1. Build a solid emergency fund — or boost an existing one

It’s easy to think of a recession as a scary thing, but actually, financial guru Suze Orman insists that recessions are a natural part of our economy. And so when it comes to our next recession, Orman says, “The question isn’t ‘if’, it’s ‘when.'”

That’s why it’s so important to have a fully loaded emergency fund. That means having enough money in your savings account to cover a year’s worth of bills, says Orman.

Now, that may seem excessive. But the logic is that our next recession could be short-lived or prolonged, and it’s difficult to know which end of the spectrum we’ll be dealing with. So for the best protection, it’s wise to sock away enough money to ensure you can pay your bills for a year in the absence of a paycheck.
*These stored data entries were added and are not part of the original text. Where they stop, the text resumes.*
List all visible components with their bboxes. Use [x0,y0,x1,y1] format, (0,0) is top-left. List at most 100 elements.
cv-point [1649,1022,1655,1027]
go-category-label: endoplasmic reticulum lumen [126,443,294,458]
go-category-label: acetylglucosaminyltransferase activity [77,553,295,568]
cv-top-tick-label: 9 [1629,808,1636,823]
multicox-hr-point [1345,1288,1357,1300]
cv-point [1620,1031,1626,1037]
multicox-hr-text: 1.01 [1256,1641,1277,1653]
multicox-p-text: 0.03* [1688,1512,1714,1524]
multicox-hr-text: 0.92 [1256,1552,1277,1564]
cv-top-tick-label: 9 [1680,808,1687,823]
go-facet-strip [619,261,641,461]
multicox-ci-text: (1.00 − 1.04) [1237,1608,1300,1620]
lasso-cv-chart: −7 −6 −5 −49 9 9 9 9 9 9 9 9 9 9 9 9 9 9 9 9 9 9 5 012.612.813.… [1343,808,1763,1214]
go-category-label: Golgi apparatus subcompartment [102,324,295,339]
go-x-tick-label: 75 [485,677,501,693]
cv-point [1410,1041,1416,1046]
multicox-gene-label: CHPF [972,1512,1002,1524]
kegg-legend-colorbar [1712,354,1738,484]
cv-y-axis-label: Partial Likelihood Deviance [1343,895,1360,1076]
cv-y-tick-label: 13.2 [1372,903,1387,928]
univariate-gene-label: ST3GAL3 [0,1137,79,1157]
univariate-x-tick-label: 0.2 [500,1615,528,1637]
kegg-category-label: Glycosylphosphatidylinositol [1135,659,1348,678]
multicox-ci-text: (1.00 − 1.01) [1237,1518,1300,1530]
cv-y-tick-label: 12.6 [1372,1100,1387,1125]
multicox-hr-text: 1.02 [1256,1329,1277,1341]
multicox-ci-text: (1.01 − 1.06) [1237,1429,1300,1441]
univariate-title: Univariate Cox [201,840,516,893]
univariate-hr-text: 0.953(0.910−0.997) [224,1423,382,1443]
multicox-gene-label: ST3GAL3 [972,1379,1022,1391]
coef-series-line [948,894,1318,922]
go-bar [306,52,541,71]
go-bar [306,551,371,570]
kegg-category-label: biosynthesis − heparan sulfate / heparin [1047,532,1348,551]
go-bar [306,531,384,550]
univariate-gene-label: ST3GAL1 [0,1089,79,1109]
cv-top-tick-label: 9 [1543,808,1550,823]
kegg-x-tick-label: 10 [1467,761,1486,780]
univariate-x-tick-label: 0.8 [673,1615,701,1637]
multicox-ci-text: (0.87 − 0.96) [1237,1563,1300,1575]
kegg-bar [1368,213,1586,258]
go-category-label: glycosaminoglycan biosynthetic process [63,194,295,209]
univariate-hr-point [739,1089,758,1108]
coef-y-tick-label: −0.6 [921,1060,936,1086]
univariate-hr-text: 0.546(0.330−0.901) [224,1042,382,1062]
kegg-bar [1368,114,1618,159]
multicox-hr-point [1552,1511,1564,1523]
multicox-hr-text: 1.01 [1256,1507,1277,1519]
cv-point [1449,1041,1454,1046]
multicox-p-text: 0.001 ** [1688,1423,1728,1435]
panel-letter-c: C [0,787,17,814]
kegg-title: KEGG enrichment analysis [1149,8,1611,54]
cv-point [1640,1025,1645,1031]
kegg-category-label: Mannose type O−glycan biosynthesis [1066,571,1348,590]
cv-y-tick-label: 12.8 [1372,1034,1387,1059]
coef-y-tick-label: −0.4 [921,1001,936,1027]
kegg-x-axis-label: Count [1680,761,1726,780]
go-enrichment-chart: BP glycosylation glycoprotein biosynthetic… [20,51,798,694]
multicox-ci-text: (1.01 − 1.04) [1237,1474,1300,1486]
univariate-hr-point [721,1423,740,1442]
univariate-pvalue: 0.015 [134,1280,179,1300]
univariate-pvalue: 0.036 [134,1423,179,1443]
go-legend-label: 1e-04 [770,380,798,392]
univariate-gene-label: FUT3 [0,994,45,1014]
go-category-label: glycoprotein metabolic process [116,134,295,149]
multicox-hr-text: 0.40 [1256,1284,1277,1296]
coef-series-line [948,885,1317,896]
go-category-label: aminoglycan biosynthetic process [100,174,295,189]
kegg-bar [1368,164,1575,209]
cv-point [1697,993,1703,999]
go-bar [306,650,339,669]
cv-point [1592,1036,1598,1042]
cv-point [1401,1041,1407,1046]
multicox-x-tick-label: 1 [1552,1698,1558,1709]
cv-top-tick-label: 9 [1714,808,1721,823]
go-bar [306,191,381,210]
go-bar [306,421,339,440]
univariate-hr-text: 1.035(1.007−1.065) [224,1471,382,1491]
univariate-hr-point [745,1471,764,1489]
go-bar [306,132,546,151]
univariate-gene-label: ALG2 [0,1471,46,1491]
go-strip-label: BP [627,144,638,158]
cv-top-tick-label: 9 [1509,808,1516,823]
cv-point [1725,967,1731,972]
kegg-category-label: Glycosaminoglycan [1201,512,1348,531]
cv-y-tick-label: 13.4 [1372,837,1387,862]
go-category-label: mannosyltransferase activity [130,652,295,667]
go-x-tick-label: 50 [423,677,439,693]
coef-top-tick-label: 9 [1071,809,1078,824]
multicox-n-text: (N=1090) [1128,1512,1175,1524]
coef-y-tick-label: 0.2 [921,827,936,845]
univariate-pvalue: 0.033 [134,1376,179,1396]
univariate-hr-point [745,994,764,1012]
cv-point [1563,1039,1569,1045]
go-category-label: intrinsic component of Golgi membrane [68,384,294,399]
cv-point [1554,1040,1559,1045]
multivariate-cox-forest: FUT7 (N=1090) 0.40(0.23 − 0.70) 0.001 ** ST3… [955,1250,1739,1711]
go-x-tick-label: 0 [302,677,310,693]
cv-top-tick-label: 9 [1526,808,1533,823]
2. Make sure your money is at an FDIC-insured bank

The recent collapse of Silicon Valley Bank has left a lot of consumers spooked. If you’re going to build an emergency fund to cope with a recession, you’ll want to make sure your money is actually safe. But there’s an easy way to do that — choose a bank that’s FDIC-insured.

If you go this route, you won’t have to worry about losing money if your bank fails, provided your deposits don’t exceed $250,000. And if you happen to have a lot of cash, you can spread your money across several FDIC-insured banks.
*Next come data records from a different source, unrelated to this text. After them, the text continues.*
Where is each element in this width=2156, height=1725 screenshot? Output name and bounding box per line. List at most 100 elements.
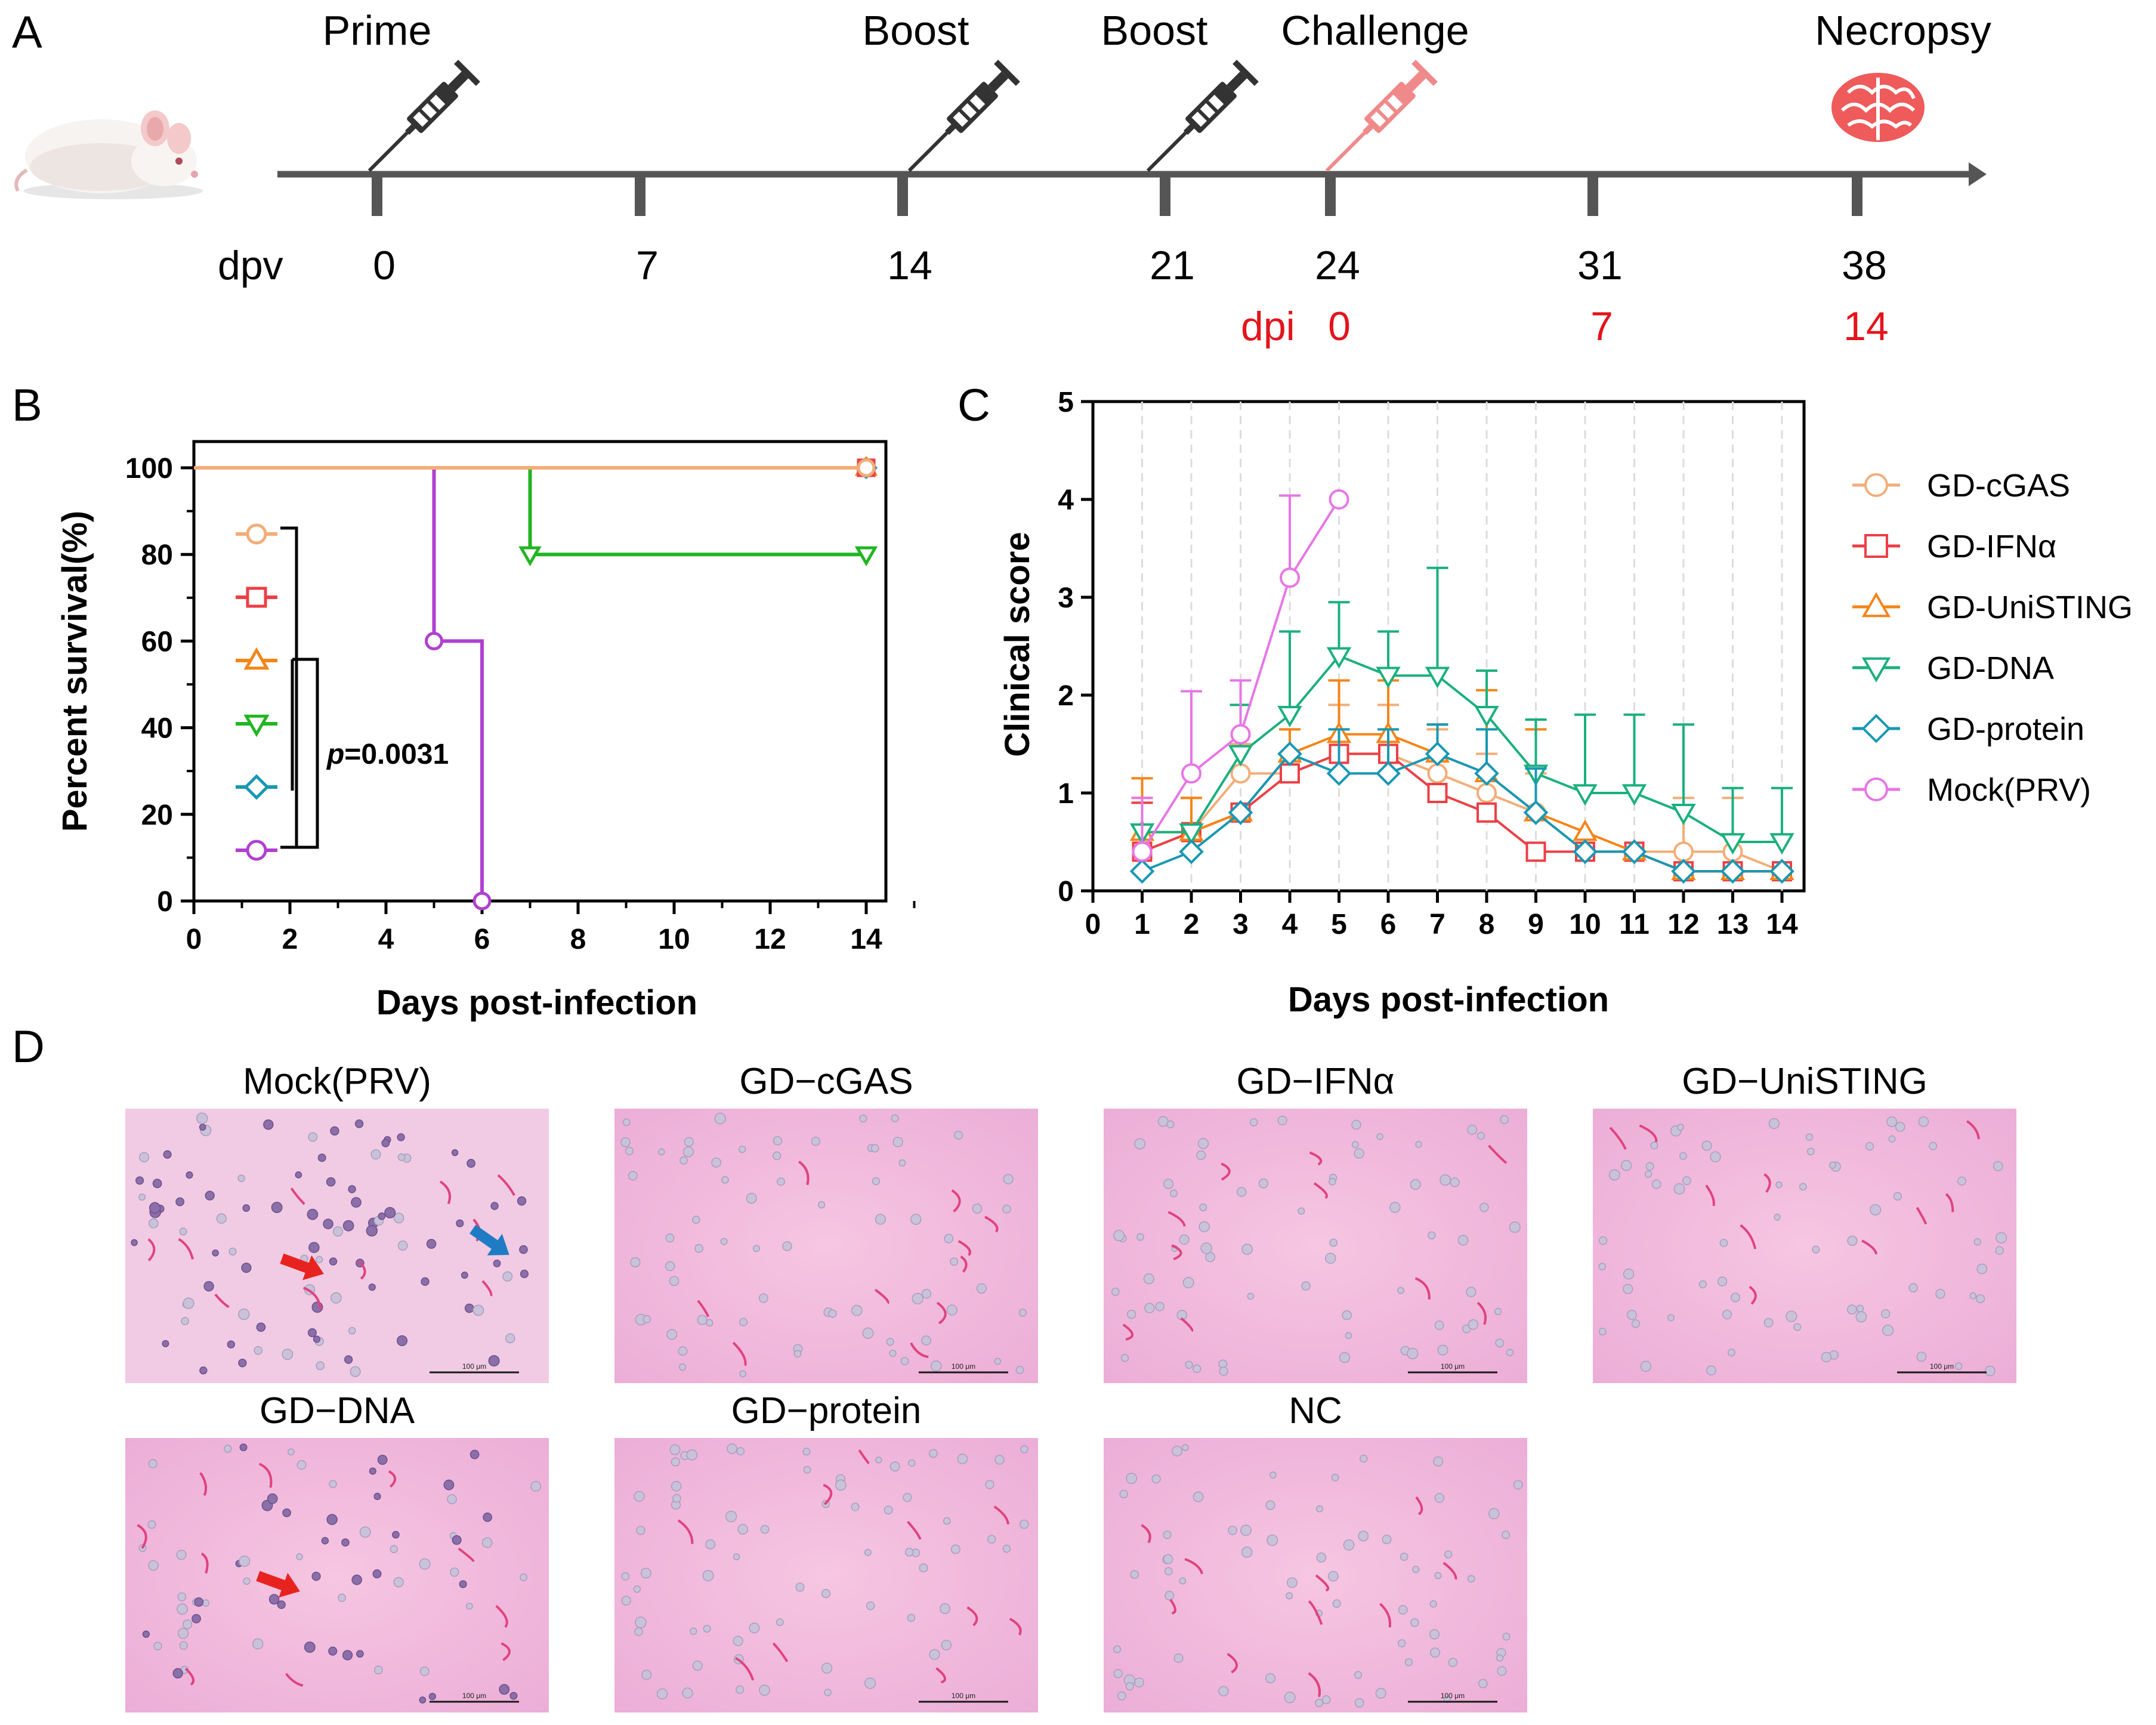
tissue-image: [125, 1438, 549, 1712]
micrograph-title: GD−protein: [731, 1390, 922, 1431]
dpv-tick-labels: 0 7 14 21 24 31 38: [373, 243, 1887, 288]
micrograph: Mock(PRV) 100 μm: [125, 1061, 549, 1383]
survival-legend-marker: [243, 714, 270, 737]
scale-bar-label: 100 μm: [952, 1362, 975, 1371]
clinical-point: [1277, 741, 1302, 767]
dpi-tick-label: 14: [1843, 304, 1889, 349]
syringe-icon: [907, 60, 1020, 172]
clinical-series: [1129, 489, 1794, 884]
clinical-point: [1573, 839, 1598, 865]
survival-point: [472, 891, 492, 911]
clinical-point: [1769, 859, 1794, 884]
x-tick-label: 3: [1233, 909, 1249, 940]
panel-letter-c: C: [957, 380, 990, 431]
scale-bar-label: 100 μm: [462, 1362, 486, 1371]
legend-item: GD-protein: [1852, 711, 2084, 747]
legend-label: GD-UniSTING: [1927, 590, 2133, 625]
histology-panel: D Mock(PRV) 100 μm GD−cGAS 100 μm GD−IFNα 100…: [12, 1022, 2016, 1712]
y-tick-label: 4: [1058, 485, 1074, 516]
clinical-point: [1230, 763, 1251, 784]
dpv-tick-label: 0: [373, 243, 396, 288]
legend-item: Mock(PRV): [1852, 772, 2091, 808]
survival-point: [518, 546, 542, 567]
dpv-tick-label: 7: [636, 243, 659, 288]
clinical-point: [1179, 823, 1204, 845]
clinical-point: [1621, 784, 1647, 806]
x-tick-label: 5: [1331, 909, 1347, 940]
x-tick-label: 13: [1717, 909, 1749, 940]
micrograph-title: GD−DNA: [260, 1390, 415, 1431]
dpv-tick-label: 24: [1315, 243, 1360, 288]
x-tick-label: 8: [1479, 909, 1495, 940]
scale-bar-label: 100 μm: [1441, 1692, 1465, 1700]
clinical-point: [1573, 819, 1598, 841]
tissue-image: [1593, 1109, 2016, 1383]
dpi-label: dpi: [1241, 304, 1295, 349]
clinical-point: [1326, 647, 1352, 669]
survival-curve: [194, 466, 866, 557]
clinical-point: [1474, 706, 1499, 728]
survival-y-axis-title: Percent survival(%): [55, 511, 94, 832]
legend-item: GD-DNA: [1852, 650, 2054, 686]
micrograph: NC 100 μm: [1104, 1390, 1527, 1712]
micrograph: GD−IFNα 100 μm: [1104, 1061, 1527, 1383]
clinical-y-axis-title: Clinical score: [998, 532, 1037, 757]
clinical-point: [1477, 783, 1497, 803]
brain-icon: [1831, 73, 1925, 142]
x-tick-label: 2: [1184, 909, 1200, 940]
x-tick-label: 10: [658, 924, 690, 955]
y-tick-label: 100: [125, 453, 173, 485]
x-tick-label: 6: [1380, 909, 1397, 940]
survival-legend-marker: [246, 523, 267, 545]
panel-letter-a: A: [12, 7, 42, 58]
micrograph-title: GD−cGAS: [739, 1061, 913, 1102]
legend-marker: [1861, 657, 1891, 683]
clinical-point: [1621, 839, 1647, 865]
clinical-point: [1673, 841, 1694, 862]
clinical-point: [1720, 833, 1746, 855]
legend-label: GD-protein: [1927, 711, 2084, 747]
survival-panel: B 0 2 4 6 8 10 12 14 0 20 40 60 80 100 p=0.0031 Days …: [12, 380, 916, 1022]
syringe-icon: [1325, 60, 1438, 172]
x-tick-label: 1: [1134, 909, 1150, 940]
clinical-point: [1427, 763, 1448, 784]
survival-legend-marker: [246, 587, 267, 608]
clinical-point: [1523, 800, 1549, 825]
timeline-events: Prime Boost Boost Challenge Necropsy: [323, 7, 1991, 172]
clinical-point: [1280, 567, 1300, 588]
significance-bracket: [280, 526, 319, 849]
legend-marker: [1861, 714, 1891, 743]
survival-point: [425, 631, 443, 650]
clinical-point: [1425, 666, 1450, 689]
legend-item: GD-IFNα: [1852, 529, 2056, 564]
survival-x-axis-title: Days post-infection: [376, 983, 697, 1022]
scale-bar-label: 100 μm: [462, 1692, 486, 1700]
legend-marker: [1861, 592, 1891, 618]
y-tick-label: 80: [141, 539, 173, 571]
dpv-tick-label: 14: [887, 243, 932, 288]
legend-marker: [1864, 473, 1888, 497]
survival-axes: 0 2 4 6 8 10 12 14 0 20 40 60 80 100: [125, 453, 916, 955]
annotation-arrow: [280, 1253, 324, 1280]
y-tick-label: 5: [1058, 387, 1074, 418]
scale-bar-label: 100 μm: [1930, 1362, 1954, 1371]
clinical-point: [1477, 802, 1497, 823]
clinical-point: [1671, 804, 1696, 826]
y-tick-label: 0: [157, 886, 173, 918]
y-tick-label: 60: [141, 626, 173, 658]
legend-marker: [1864, 534, 1888, 558]
survival-series: [194, 456, 878, 911]
dpv-tick-label: 31: [1577, 243, 1623, 288]
clinical-point: [1129, 859, 1155, 884]
dpv-label: dpv: [218, 243, 283, 288]
clinical-point: [1474, 761, 1499, 786]
timeline-ticks: [372, 174, 1862, 216]
clinical-point: [1329, 489, 1349, 510]
timeline-event-label: Necropsy: [1815, 7, 1991, 54]
x-tick-label: 12: [1667, 909, 1699, 940]
micrograph: GD−DNA 100 μm: [125, 1390, 549, 1712]
annotation-arrow: [469, 1224, 509, 1255]
legend-item: GD-cGAS: [1852, 468, 2070, 504]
That $250,000 protection is given on a per-bank basis. So if you have $500,000 in savings with $250,000 per account at two FDIC-insured banks, you should be well protected. A joint bank account with two people on the account at just one bank will also provide $500,000 in coverage.

We don’t know whether a recession will hit in 2023, and the idea of one may be terrifying to you. But try to put those thoughts out of your head and instead focus on the things you can do to protect yourself financially. In addition to boosting your savings and choosing the right bank(s), aim to steer clear of high-interest debt in the near term, and put off big purchases that aren’t essential. That should help you free up cash at a time when you might need it.